Archive for November 28, 2014
Time spent is about expertise developed: Programmer productivity is an education problem
Joel Spolsky argues that the time spent on an assignment by students is not correlated with the results. This is part of his argument that there is a 5x to 10x productivity gap between the best and average programmers.
There’s just nothing to see here, and that’s the point. The quality of the work and the amount of time spent are simply uncorrelated. I asked Professor Eisenstat about this, and he pointed out one more thing: because assignments are due at a fixed time usually midnight and the penalties for being late are significant, a lot of students stop before the project is done. In other words, the maximum time spent on these assignments is as low as it is partially because there just aren’t enough hours between the time the assignment is handed out and the time it is due. If students had unlimited time to work on the projects which would correspond a little better to the working world, the spread could only be higher.
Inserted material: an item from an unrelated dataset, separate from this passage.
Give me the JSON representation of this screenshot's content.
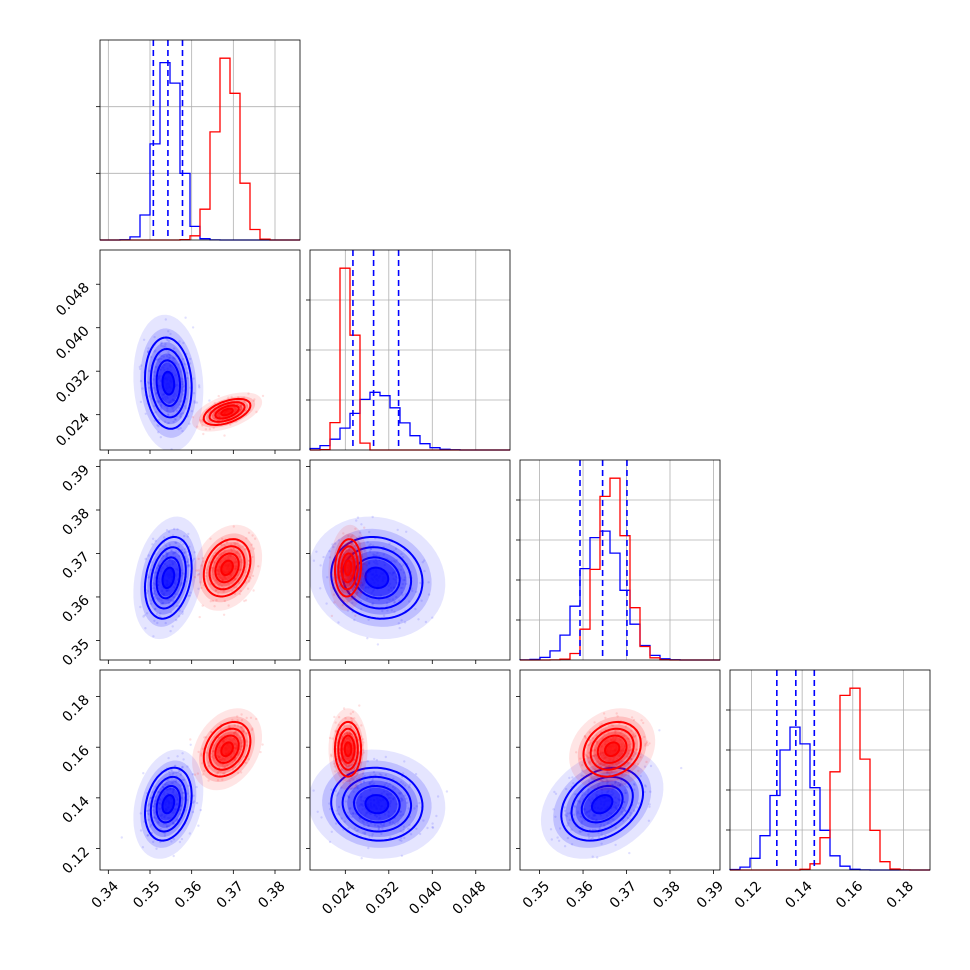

I did my Blog@CACM post in November on this argument (see the post here). Joel is measuring the wrong thing in his experiment. Time spent doesn’t correlate with quality. Time on task correlates with learning. More knowledge correlates with greater quality, but you don’t know much about how much is already known by the students in the class that he’s studying. Therefore, you can’t possibly make an argument about productivity when the critical variable is unknown.
There may be a productivity gap between the best and average programmers. There’s a productivity gap between the best and average practitioners in any field. The issue is whether we can generate the performance at the top end. Can we make someone highly productive? It’s a design problem. It’s an education problem.